DALY valuation. Published DALY valuations span a wide range ($500–$5,000 per avoided DALY in the literature), driven by differences in methodology (cost-of-illness vs. willingness-to-pay vs. VSL-derived), geographic scope, and whose baseline health burden is used. An AQHU valuation standard needs a defensible anchor — most likely EPA's Value of a Statistical Life applied to attributable mortality, with morbidity endpoints valued separately.
Verification standards for dispersion modeling. InMAP and BenMAP are accepted in U.S. regulatory contexts, but Verra has no precedent for accepting reduced-complexity dispersion modeling as a verification basis. Establishing the verification standard — what inputs must be measured vs. modeled, what tolerances apply, what independent verifier credentials are required — is a prerequisite for methodology accreditation.

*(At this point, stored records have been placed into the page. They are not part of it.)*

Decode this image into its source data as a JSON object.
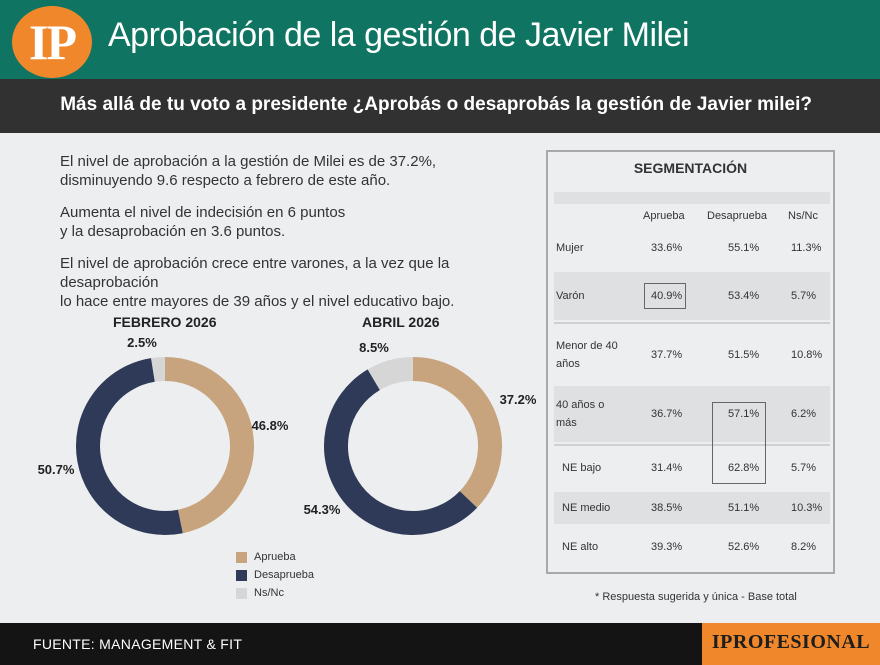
{
  "header": {
    "logo": "IP",
    "title": "Aprobación de la gestión de Javier Milei"
  },
  "subheader": "Más allá de tu voto a presidente ¿Aprobás o desaprobás la gestión de Javier milei?",
  "summary": {
    "p1_line1": "El nivel de aprobación a la gestión de Milei es de 37.2%,",
    "p1_line2": "disminuyendo 9.6 respecto a febrero de este año.",
    "p2_line1": "Aumenta el nivel de indecisión en 6 puntos",
    "p2_line2": "y la desaprobación en 3.6 puntos.",
    "p3_line1": "El nivel de aprobación crece entre varones, a la vez que la desaprobación",
    "p3_line2": "lo hace entre mayores de 39 años y el nivel educativo bajo."
  },
  "colors": {
    "aprueba": "#c8a47e",
    "desaprueba": "#2e3a57",
    "nsnc": "#d6d6d6",
    "header_green": "#0f7562",
    "accent_orange": "#f0882b"
  },
  "chart_data": [
    {
      "type": "pie",
      "title": "FEBRERO 2026",
      "categories": [
        "Aprueba",
        "Desaprueba",
        "Ns/Nc"
      ],
      "values": [
        46.8,
        50.7,
        2.5
      ],
      "labels": [
        "46.8%",
        "50.7%",
        "2.5%"
      ]
    },
    {
      "type": "pie",
      "title": "ABRIL 2026",
      "categories": [
        "Aprueba",
        "Desaprueba",
        "Ns/Nc"
      ],
      "values": [
        37.2,
        54.3,
        8.5
      ],
      "labels": [
        "37.2%",
        "54.3%",
        "8.5%"
      ]
    }
  ],
  "legend": [
    "Aprueba",
    "Desaprueba",
    "Ns/Nc"
  ],
  "segmentation": {
    "title": "SEGMENTACIÓN",
    "columns": [
      "Aprueba",
      "Desaprueba",
      "Ns/Nc"
    ],
    "rows": [
      {
        "label": "Mujer",
        "values": [
          "33.6%",
          "55.1%",
          "11.3%"
        ]
      },
      {
        "label": "Varón",
        "values": [
          "40.9%",
          "53.4%",
          "5.7%"
        ]
      },
      {
        "label": "Menor de 40 años",
        "values": [
          "37.7%",
          "51.5%",
          "10.8%"
        ]
      },
      {
        "label": "40 años o más",
        "values": [
          "36.7%",
          "57.1%",
          "6.2%"
        ]
      },
      {
        "label": "NE bajo",
        "values": [
          "31.4%",
          "62.8%",
          "5.7%"
        ]
      },
      {
        "label": "NE medio",
        "values": [
          "38.5%",
          "51.1%",
          "10.3%"
        ]
      },
      {
        "label": "NE alto",
        "values": [
          "39.3%",
          "52.6%",
          "8.2%"
        ]
      }
    ]
  },
  "footnote": "* Respuesta sugerida y única - Base total",
  "footer": {
    "source": "FUENTE: MANAGEMENT & FIT",
    "brand": "IPROFESIONAL"
  }
}
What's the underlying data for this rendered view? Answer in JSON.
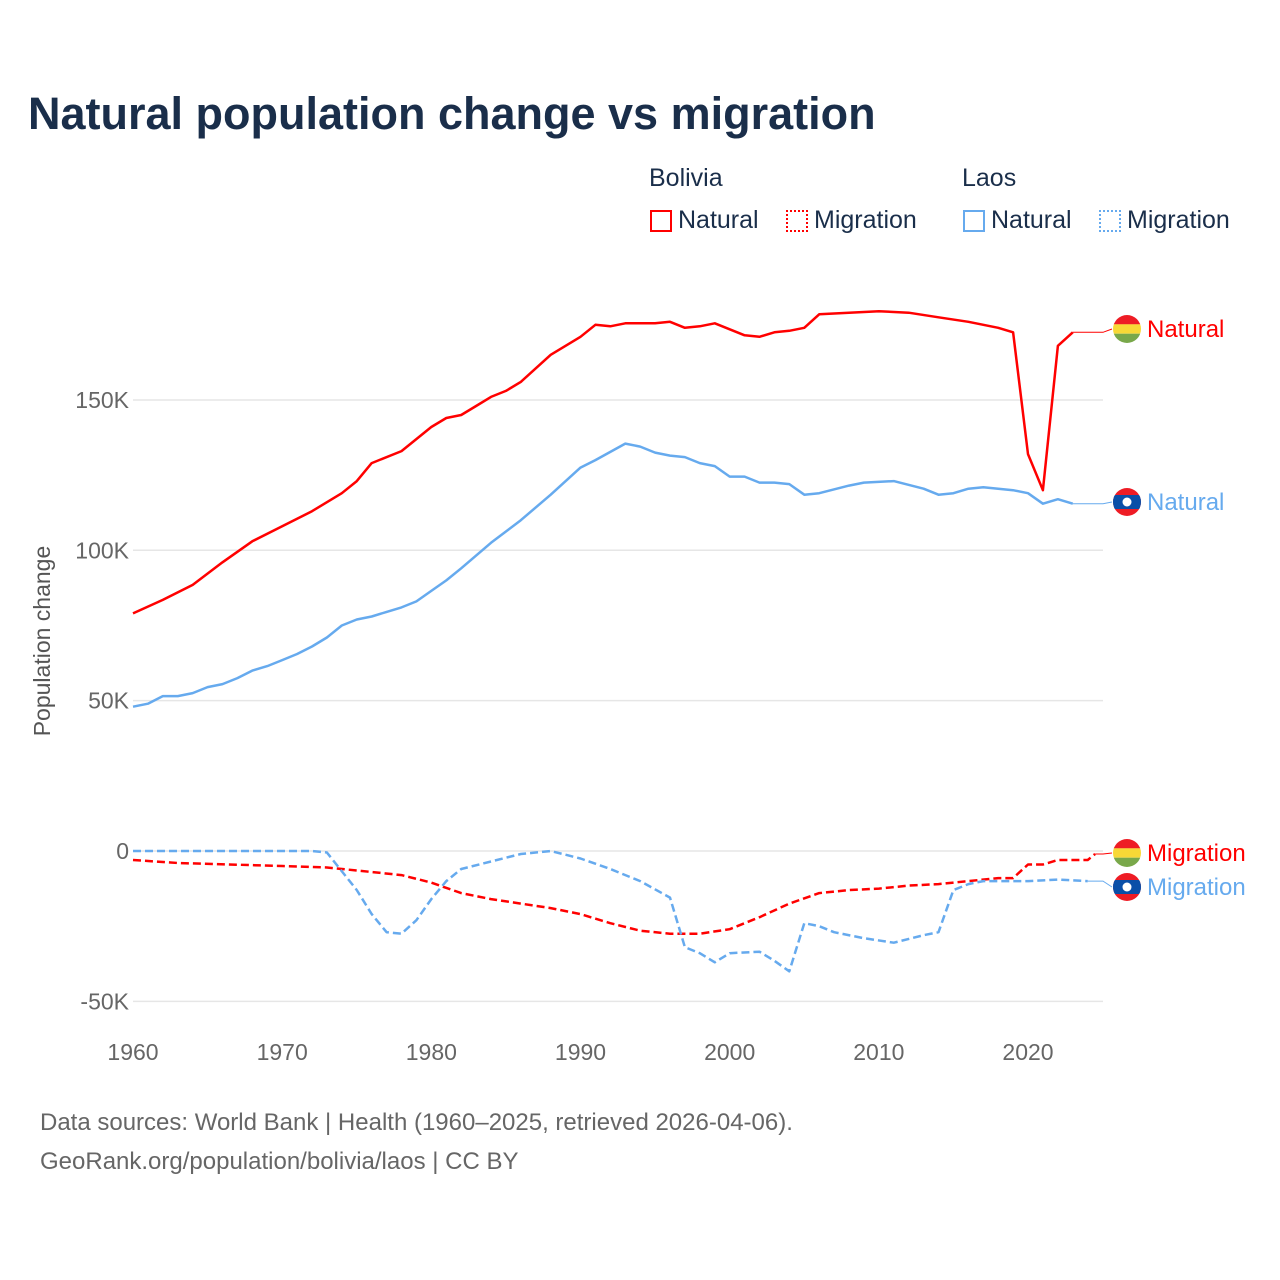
{
  "title": "Natural population change vs migration",
  "legend": {
    "groups": [
      {
        "name": "Bolivia",
        "items": [
          "Natural",
          "Migration"
        ]
      },
      {
        "name": "Laos",
        "items": [
          "Natural",
          "Migration"
        ]
      }
    ]
  },
  "footer": {
    "line1": "Data sources: World Bank | Health (1960–2025, retrieved 2026-04-06).",
    "line2": "GeoRank.org/population/bolivia/laos | CC BY"
  },
  "colors": {
    "bolivia": "#ff0000",
    "laos": "#66aaee"
  },
  "chart_data": {
    "type": "line",
    "title": "Natural population change vs migration",
    "ylabel": "Population change",
    "xlabel": "",
    "xlim": [
      1960,
      2025
    ],
    "ylim": [
      -50000,
      180000
    ],
    "xticks": [
      "1960",
      "1970",
      "1980",
      "1990",
      "2000",
      "2010",
      "2020"
    ],
    "yticks": [
      {
        "v": -50000,
        "label": "-50K"
      },
      {
        "v": 0,
        "label": "0"
      },
      {
        "v": 50000,
        "label": "50K"
      },
      {
        "v": 100000,
        "label": "100K"
      },
      {
        "v": 150000,
        "label": "150K"
      }
    ],
    "grid": true,
    "series": [
      {
        "name": "Bolivia Natural",
        "country": "Bolivia",
        "kind": "Natural",
        "end_label": "Natural",
        "dashed": false,
        "color": "#ff0000",
        "points": [
          [
            1960,
            79
          ],
          [
            1962,
            83.5
          ],
          [
            1964,
            88.5
          ],
          [
            1966,
            96
          ],
          [
            1968,
            103
          ],
          [
            1970,
            108
          ],
          [
            1972,
            113
          ],
          [
            1974,
            119
          ],
          [
            1975,
            123
          ],
          [
            1976,
            129
          ],
          [
            1978,
            133
          ],
          [
            1980,
            141
          ],
          [
            1981,
            144
          ],
          [
            1982,
            145
          ],
          [
            1983,
            148
          ],
          [
            1984,
            151
          ],
          [
            1985,
            153
          ],
          [
            1986,
            156
          ],
          [
            1988,
            165
          ],
          [
            1990,
            171
          ],
          [
            1991,
            175
          ],
          [
            1992,
            174.5
          ],
          [
            1993,
            175.5
          ],
          [
            1995,
            175.5
          ],
          [
            1996,
            176
          ],
          [
            1997,
            174
          ],
          [
            1998,
            174.5
          ],
          [
            1999,
            175.5
          ],
          [
            2000,
            173.5
          ],
          [
            2001,
            171.5
          ],
          [
            2002,
            171
          ],
          [
            2003,
            172.5
          ],
          [
            2004,
            173
          ],
          [
            2005,
            174
          ],
          [
            2006,
            178.5
          ],
          [
            2008,
            179
          ],
          [
            2010,
            179.5
          ],
          [
            2012,
            179
          ],
          [
            2014,
            177.5
          ],
          [
            2016,
            176
          ],
          [
            2018,
            174
          ],
          [
            2019,
            172.5
          ],
          [
            2020,
            132
          ],
          [
            2021,
            120
          ],
          [
            2022,
            168
          ],
          [
            2023,
            172.5
          ]
        ]
      },
      {
        "name": "Bolivia Migration",
        "country": "Bolivia",
        "kind": "Migration",
        "end_label": "Migration",
        "dashed": true,
        "color": "#ff0000",
        "points": [
          [
            1960,
            -3
          ],
          [
            1963,
            -4
          ],
          [
            1970,
            -5
          ],
          [
            1973,
            -5.5
          ],
          [
            1976,
            -7
          ],
          [
            1978,
            -8
          ],
          [
            1980,
            -10.5
          ],
          [
            1982,
            -14
          ],
          [
            1984,
            -16
          ],
          [
            1986,
            -17.5
          ],
          [
            1988,
            -19
          ],
          [
            1990,
            -21
          ],
          [
            1992,
            -24
          ],
          [
            1994,
            -26.5
          ],
          [
            1996,
            -27.5
          ],
          [
            1998,
            -27.5
          ],
          [
            2000,
            -26
          ],
          [
            2002,
            -22
          ],
          [
            2004,
            -17.5
          ],
          [
            2006,
            -14
          ],
          [
            2008,
            -13
          ],
          [
            2010,
            -12.5
          ],
          [
            2012,
            -11.5
          ],
          [
            2014,
            -11
          ],
          [
            2016,
            -10
          ],
          [
            2018,
            -9
          ],
          [
            2019,
            -9
          ],
          [
            2020,
            -4.5
          ],
          [
            2021,
            -4.5
          ],
          [
            2022,
            -3
          ],
          [
            2024,
            -3
          ],
          [
            2024.5,
            -1
          ]
        ]
      },
      {
        "name": "Laos Natural",
        "country": "Laos",
        "kind": "Natural",
        "end_label": "Natural",
        "dashed": false,
        "color": "#66aaee",
        "points": [
          [
            1960,
            48
          ],
          [
            1961,
            49
          ],
          [
            1962,
            51.5
          ],
          [
            1963,
            51.5
          ],
          [
            1964,
            52.5
          ],
          [
            1965,
            54.5
          ],
          [
            1966,
            55.5
          ],
          [
            1967,
            57.5
          ],
          [
            1968,
            60
          ],
          [
            1969,
            61.5
          ],
          [
            1970,
            63.5
          ],
          [
            1971,
            65.5
          ],
          [
            1972,
            68
          ],
          [
            1973,
            71
          ],
          [
            1974,
            75
          ],
          [
            1975,
            77
          ],
          [
            1976,
            78
          ],
          [
            1977,
            79.5
          ],
          [
            1978,
            81
          ],
          [
            1979,
            83
          ],
          [
            1980,
            86.5
          ],
          [
            1981,
            90
          ],
          [
            1982,
            94
          ],
          [
            1984,
            102.5
          ],
          [
            1986,
            110
          ],
          [
            1988,
            118.5
          ],
          [
            1990,
            127.5
          ],
          [
            1991,
            130
          ],
          [
            1993,
            135.5
          ],
          [
            1994,
            134.5
          ],
          [
            1995,
            132.5
          ],
          [
            1996,
            131.5
          ],
          [
            1997,
            131
          ],
          [
            1998,
            129
          ],
          [
            1999,
            128
          ],
          [
            2000,
            124.5
          ],
          [
            2001,
            124.5
          ],
          [
            2002,
            122.5
          ],
          [
            2003,
            122.5
          ],
          [
            2004,
            122
          ],
          [
            2005,
            118.5
          ],
          [
            2006,
            119
          ],
          [
            2008,
            121.5
          ],
          [
            2009,
            122.5
          ],
          [
            2011,
            123
          ],
          [
            2013,
            120.5
          ],
          [
            2014,
            118.5
          ],
          [
            2015,
            119
          ],
          [
            2016,
            120.5
          ],
          [
            2017,
            121
          ],
          [
            2019,
            120
          ],
          [
            2020,
            119
          ],
          [
            2021,
            115.5
          ],
          [
            2022,
            117
          ],
          [
            2023,
            115.5
          ]
        ]
      },
      {
        "name": "Laos Migration",
        "country": "Laos",
        "kind": "Migration",
        "end_label": "Migration",
        "dashed": true,
        "color": "#66aaee",
        "points": [
          [
            1960,
            0
          ],
          [
            1972,
            0
          ],
          [
            1973,
            -0.5
          ],
          [
            1975,
            -13
          ],
          [
            1976,
            -21
          ],
          [
            1977,
            -27
          ],
          [
            1978,
            -27.5
          ],
          [
            1979,
            -23
          ],
          [
            1980,
            -16
          ],
          [
            1981,
            -10
          ],
          [
            1982,
            -6
          ],
          [
            1984,
            -3.5
          ],
          [
            1986,
            -1
          ],
          [
            1988,
            0
          ],
          [
            1990,
            -2.5
          ],
          [
            1992,
            -6
          ],
          [
            1994,
            -10
          ],
          [
            1996,
            -15.5
          ],
          [
            1997,
            -32
          ],
          [
            1998,
            -34
          ],
          [
            1999,
            -37
          ],
          [
            2000,
            -34
          ],
          [
            2002,
            -33.5
          ],
          [
            2003,
            -36.5
          ],
          [
            2004,
            -40
          ],
          [
            2005,
            -24
          ],
          [
            2006,
            -25
          ],
          [
            2007,
            -27
          ],
          [
            2009,
            -29
          ],
          [
            2011,
            -30.5
          ],
          [
            2013,
            -28
          ],
          [
            2014,
            -27
          ],
          [
            2015,
            -13
          ],
          [
            2016,
            -11
          ],
          [
            2017,
            -10
          ],
          [
            2020,
            -10
          ],
          [
            2022,
            -9.5
          ],
          [
            2024,
            -10
          ]
        ]
      }
    ],
    "value_units": "thousands"
  }
}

Attribution in multi-source environments. Port-adjacent communities are exposed to PM2.5 and NOx from many sources (port vessels, drayage trucks, rail, refineries, background urban sources). Attributing specific health outcomes to specific capture operations requires a robust apportionment method. The closer the capture source is to a monitored receptor, the cleaner the attribution — but general rules need to be established.
Program structure fit. SD VISta was designed to label co-benefits of existing VCS projects, not to certify a new asset class on its own. Whether SD VISta's current program structure can accommodate AQHUs as a standalone instrument, or whether a new program structure is required, is a question we are working through with Verra.
Empirical validation. The MERC coal terminal closure at the Port of Duluth-Superior (June 30, 2026) provides the first natural experiment for AQHU methodology validation — a clean before/after baseline for measuring port-attributable PM2.5 reductions and the corresponding health benefits. This is the first opportunity to stress-test the quantification chain against observed rather than modeled concentration changes.
Status¶
The AQHU framework is currently in concept development, with formal submission to Verra's SD VISta program targeted for 2026. The concept note draws on the health impact quantification methodology detailed in our Methodology section and demonstrated in our NY/NJ port assessment and Duluth-Superior assessment.